← Retour aux articles

Bourses scolaires : le nombre de demandes s'effondre en Belgique

Le conseil consulaire des bourses scolaires s’est réuni le 5 novembre 2025 pour la seconde période de la campagne 2025-2026. Le constat est préoccupant, et il a été partagé par l’ensemble des membres du conseil.

Sept dossiers

Sept. C’est le nombre de dossiers soumis à cette séance : cinq pour le lycée français Jean Monnet de Bruxelles, deux pour Anvers.

Pour une communauté de plus de 120 000 Français inscrits en Belgique, ce chiffre parle de lui-même. Et il ne s’explique pas par une baisse de l’intérêt pour nos établissements, qui restent recherchés.

La représentante des parents d’élèves l’a dit sans détour en séance : les frais de scolarité augmentent, les aides diminuent, et l’État français traite les parents comme la variable d’ajustement de ses arbitrages budgétaires. Elle a regretté que le principe d’égalité entre citoyens français, qui suppose un accès réel à la scolarité française, soit mis de côté.

Notre conclusion collective, telle qu’elle figure au procès-verbal : malgré un attrait indéniable pour nos établissements, les familles françaises se privent d’y accéder.

Plusieurs membres ont par ailleurs alerté sur une nouvelle baisse de l’enveloppe annoncée pour l’année suivante.

Le cas d’Anvers a été souligné : c’est le seul établissement francophone en zone flamande.
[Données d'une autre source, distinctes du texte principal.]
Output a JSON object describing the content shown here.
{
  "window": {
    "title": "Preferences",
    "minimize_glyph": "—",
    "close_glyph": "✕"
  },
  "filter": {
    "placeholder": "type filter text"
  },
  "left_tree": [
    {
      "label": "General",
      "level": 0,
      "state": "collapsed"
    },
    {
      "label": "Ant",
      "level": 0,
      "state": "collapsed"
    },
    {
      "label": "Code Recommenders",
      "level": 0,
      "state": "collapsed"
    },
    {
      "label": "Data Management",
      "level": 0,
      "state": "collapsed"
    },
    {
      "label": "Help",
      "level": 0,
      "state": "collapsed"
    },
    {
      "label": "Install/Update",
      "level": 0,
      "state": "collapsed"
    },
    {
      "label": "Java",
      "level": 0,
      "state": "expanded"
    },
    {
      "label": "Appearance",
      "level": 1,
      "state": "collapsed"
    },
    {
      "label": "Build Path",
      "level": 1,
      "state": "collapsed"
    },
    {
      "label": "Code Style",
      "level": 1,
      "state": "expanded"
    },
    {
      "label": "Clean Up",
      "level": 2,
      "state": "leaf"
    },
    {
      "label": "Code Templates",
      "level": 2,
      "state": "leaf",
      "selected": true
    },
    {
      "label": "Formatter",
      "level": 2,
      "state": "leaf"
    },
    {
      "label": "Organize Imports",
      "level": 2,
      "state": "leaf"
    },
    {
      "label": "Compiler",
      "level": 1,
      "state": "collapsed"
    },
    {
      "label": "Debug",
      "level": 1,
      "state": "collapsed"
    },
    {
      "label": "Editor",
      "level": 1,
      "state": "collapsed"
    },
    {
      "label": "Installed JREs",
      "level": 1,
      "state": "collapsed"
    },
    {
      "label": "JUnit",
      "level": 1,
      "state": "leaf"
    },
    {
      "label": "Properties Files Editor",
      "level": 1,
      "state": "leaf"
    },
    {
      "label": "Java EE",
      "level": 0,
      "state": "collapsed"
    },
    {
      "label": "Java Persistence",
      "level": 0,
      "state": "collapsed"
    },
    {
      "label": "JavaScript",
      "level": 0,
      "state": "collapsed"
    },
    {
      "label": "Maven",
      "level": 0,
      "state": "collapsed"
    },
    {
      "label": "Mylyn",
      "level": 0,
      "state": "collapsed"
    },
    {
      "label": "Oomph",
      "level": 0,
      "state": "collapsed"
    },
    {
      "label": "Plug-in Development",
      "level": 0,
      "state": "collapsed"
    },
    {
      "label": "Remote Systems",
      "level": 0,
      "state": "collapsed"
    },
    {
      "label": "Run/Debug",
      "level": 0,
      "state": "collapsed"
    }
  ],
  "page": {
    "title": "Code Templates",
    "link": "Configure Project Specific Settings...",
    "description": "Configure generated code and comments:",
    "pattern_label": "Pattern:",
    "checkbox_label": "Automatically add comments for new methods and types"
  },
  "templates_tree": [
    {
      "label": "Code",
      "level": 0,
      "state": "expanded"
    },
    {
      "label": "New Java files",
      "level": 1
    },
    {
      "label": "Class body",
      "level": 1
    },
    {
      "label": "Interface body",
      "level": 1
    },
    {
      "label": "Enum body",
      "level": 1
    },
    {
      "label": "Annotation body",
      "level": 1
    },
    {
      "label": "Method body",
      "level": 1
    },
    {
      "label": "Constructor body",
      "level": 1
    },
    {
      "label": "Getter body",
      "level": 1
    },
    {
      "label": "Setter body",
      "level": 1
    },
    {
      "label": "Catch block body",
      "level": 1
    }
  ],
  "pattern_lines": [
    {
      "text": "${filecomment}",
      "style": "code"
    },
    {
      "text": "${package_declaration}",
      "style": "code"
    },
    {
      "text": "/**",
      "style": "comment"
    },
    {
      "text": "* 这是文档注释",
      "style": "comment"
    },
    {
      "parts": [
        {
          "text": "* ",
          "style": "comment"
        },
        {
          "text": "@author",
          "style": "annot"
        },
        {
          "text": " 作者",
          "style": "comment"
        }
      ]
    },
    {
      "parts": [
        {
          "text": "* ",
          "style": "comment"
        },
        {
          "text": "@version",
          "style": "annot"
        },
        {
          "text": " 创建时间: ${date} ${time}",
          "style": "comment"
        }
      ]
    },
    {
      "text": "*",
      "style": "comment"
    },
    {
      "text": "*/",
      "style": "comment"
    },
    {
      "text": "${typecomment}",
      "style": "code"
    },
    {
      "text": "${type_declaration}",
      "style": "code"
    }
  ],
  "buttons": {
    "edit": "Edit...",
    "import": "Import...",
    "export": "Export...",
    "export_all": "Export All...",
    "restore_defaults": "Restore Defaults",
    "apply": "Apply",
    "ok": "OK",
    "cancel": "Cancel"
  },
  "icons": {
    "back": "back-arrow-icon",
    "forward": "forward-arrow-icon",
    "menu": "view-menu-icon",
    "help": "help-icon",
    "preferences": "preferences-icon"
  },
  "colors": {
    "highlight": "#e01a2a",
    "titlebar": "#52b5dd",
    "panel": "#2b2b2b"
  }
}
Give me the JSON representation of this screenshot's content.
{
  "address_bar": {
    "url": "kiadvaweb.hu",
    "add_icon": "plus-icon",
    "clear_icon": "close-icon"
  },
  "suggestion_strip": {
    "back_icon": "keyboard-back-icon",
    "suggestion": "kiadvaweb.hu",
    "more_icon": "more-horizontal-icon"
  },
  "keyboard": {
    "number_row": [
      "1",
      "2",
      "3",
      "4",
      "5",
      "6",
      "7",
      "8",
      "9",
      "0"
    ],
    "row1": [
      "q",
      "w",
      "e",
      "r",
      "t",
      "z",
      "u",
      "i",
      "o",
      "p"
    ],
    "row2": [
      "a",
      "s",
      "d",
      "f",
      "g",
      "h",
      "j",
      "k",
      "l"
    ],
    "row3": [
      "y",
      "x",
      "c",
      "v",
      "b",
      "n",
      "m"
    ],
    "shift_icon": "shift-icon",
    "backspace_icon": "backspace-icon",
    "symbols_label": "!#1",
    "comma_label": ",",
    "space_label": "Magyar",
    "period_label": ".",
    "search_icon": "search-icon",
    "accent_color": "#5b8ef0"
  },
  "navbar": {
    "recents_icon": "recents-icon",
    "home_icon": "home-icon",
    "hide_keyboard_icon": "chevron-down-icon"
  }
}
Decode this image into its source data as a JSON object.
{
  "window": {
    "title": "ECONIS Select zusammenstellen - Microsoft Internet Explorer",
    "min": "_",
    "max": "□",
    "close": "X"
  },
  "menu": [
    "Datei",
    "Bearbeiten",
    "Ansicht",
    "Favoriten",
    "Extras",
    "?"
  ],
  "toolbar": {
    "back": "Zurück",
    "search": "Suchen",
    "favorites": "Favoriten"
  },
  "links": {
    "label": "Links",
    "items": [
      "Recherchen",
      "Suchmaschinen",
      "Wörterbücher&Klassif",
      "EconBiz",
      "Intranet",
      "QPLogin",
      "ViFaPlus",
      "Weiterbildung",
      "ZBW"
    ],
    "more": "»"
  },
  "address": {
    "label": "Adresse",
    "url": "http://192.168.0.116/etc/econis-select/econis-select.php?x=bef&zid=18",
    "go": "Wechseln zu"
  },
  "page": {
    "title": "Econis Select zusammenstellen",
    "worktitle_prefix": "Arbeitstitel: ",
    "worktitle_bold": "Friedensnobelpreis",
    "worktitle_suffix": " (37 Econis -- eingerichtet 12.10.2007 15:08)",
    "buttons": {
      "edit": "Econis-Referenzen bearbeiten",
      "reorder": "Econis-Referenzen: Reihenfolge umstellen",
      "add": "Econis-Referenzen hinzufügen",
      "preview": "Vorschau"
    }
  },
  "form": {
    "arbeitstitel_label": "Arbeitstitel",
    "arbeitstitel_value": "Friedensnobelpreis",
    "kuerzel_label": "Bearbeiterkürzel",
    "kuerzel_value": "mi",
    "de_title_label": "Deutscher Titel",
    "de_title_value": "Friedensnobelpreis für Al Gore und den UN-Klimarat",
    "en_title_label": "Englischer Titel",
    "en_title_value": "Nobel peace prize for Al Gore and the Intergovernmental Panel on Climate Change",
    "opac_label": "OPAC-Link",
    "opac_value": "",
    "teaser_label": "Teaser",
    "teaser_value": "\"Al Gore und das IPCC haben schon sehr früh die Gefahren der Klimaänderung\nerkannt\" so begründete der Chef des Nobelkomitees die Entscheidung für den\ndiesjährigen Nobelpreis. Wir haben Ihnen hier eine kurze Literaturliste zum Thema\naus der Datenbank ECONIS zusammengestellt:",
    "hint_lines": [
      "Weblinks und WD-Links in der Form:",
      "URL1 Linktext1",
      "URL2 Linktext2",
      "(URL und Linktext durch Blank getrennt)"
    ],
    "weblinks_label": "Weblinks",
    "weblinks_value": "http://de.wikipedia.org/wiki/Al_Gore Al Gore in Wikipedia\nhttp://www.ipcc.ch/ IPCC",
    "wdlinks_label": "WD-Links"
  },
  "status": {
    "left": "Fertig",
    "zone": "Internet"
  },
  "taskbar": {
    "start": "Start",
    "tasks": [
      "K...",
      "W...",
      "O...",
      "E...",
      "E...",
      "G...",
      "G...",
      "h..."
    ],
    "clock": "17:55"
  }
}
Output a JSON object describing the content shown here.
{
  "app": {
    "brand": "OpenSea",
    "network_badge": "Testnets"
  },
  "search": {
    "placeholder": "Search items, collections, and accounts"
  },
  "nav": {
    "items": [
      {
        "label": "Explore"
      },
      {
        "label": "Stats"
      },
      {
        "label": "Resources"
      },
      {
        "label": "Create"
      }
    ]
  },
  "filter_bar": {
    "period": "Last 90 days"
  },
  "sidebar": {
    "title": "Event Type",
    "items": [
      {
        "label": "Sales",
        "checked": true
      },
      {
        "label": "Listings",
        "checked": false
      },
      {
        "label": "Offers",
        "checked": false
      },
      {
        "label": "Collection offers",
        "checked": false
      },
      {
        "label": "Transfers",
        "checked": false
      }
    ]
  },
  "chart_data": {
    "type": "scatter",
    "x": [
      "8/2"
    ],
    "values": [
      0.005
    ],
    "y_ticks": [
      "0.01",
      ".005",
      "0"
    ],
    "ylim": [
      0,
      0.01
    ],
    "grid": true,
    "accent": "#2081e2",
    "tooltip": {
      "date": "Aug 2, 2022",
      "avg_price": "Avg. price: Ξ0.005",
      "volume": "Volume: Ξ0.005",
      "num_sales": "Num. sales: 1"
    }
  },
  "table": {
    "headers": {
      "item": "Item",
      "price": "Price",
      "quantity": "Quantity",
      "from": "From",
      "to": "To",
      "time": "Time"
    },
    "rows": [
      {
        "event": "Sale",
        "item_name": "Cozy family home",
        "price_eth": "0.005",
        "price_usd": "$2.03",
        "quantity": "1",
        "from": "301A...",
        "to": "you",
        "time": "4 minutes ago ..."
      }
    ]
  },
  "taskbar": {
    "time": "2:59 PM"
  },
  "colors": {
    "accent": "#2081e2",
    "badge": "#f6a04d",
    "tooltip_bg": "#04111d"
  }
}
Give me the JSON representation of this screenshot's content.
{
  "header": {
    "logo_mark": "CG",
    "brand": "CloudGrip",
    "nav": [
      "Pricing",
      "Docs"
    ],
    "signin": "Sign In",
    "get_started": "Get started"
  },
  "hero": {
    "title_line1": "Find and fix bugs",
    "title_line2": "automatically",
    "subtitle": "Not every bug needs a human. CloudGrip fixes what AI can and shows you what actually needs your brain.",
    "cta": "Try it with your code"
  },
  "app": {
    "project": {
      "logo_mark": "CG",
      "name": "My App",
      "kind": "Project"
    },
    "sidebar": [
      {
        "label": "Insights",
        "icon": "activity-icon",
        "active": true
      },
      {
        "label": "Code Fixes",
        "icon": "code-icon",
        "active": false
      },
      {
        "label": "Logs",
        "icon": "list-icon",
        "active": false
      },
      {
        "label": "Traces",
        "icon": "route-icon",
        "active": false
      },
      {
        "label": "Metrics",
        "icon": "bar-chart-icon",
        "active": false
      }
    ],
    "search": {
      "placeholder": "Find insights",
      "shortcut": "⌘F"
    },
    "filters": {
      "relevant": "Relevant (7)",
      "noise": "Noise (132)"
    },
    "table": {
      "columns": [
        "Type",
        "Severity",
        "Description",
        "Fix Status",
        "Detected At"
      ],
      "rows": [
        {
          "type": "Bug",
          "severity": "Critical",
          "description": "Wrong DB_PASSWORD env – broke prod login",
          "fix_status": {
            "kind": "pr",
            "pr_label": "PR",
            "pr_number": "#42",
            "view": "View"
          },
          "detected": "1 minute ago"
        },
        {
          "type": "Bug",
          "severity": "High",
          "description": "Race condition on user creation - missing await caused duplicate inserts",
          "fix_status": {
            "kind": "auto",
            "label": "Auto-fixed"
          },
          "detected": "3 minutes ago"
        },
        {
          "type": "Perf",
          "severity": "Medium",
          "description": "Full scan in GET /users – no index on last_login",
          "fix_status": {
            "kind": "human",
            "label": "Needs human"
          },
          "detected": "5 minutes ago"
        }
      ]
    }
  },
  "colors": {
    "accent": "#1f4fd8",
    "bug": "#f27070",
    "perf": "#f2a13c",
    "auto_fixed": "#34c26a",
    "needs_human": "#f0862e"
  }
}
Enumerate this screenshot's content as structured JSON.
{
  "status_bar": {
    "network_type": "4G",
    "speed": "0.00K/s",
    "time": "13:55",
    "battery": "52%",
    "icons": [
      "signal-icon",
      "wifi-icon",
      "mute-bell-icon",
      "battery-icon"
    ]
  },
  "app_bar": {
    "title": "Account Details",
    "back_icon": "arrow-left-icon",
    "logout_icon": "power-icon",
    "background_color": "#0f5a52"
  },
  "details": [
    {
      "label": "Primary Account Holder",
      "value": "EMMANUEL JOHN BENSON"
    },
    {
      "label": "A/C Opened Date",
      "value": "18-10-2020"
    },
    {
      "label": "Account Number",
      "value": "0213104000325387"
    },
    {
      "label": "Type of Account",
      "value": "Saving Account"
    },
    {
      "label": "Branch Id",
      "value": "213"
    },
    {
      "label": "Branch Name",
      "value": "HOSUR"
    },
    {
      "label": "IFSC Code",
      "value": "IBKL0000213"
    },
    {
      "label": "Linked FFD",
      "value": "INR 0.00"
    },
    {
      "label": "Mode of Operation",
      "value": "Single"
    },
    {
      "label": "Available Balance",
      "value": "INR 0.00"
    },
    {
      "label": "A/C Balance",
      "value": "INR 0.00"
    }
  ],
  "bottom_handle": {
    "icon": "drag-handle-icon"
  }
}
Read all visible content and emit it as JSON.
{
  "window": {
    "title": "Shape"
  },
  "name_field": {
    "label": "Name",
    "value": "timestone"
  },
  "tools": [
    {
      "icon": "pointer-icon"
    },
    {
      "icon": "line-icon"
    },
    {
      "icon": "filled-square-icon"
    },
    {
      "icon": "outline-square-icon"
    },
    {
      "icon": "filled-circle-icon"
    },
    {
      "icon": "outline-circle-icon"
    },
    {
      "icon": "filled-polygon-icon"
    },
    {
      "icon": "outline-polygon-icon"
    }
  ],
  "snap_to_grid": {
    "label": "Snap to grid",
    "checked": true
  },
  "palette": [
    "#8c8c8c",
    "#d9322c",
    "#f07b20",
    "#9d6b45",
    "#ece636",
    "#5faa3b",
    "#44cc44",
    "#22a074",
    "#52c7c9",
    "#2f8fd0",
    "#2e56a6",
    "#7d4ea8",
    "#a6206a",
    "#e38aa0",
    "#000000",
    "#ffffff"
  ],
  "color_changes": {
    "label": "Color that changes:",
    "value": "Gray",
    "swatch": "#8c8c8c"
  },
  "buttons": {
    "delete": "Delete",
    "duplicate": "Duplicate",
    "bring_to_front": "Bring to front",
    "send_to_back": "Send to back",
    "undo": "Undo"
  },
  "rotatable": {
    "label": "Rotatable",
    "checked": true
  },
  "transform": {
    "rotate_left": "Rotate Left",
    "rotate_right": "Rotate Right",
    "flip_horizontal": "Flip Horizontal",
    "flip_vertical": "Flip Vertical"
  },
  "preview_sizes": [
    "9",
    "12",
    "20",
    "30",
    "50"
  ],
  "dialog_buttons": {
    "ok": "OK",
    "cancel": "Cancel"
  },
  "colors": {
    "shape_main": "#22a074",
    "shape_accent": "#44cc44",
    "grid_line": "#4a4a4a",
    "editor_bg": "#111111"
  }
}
Les chiffres de la campagne

L’enveloppe prévisionnelle pour la Belgique s’élevait à 489 015,90 €. Le besoin calculé au barème strict était de 365 985,26 €, et l’enveloppe finalement allouée après discussion avec l’AEFE de 368 252 €.

Sur la première période, l’AEFE avait accordé 310 186,41 € de bourses, après avoir validé sans réserve l’ensemble des propositions du conseil, y compris les deux dossiers que nous avions choisi de revaloriser au-delà de l’enveloppe.

Sur les dossiers eux-mêmes, aucun désaccord : les décisions ont été prises à l’unanimité.

Ce qui change en seconde période

La seconde période concerne les familles nouvellement installées, celles qui n’ont pas déposé en janvier, celles qui demandent une révision de leur situation, et les dossiers ajournés au printemps.

Une différence importante : en seconde période, le conseil ne peut plus ajourner un dossier. La décision est soit une attribution, soit un rejet.

Le calendrier : campagne ouverte le 1er juillet, dossiers reçus jusqu’au 12 septembre, sur rendez-vous au consulat pour une première demande.

Les critères sont identiques aux deux périodes : plafond de ressources à 23 000 €, patrimoine immobilier plafonné à 300 000 €, patrimoine mobilier à 100 000 €.

Si vous hésitez à déposer

Nous l’avions déjà écrit au printemps, nous le répétons parce que c’est la principale explication de ces sept dossiers : beaucoup de familles renoncent avant même d’essayer.

Déposer un dossier ne coûte rien. Ne pas le déposer ferme définitivement la porte.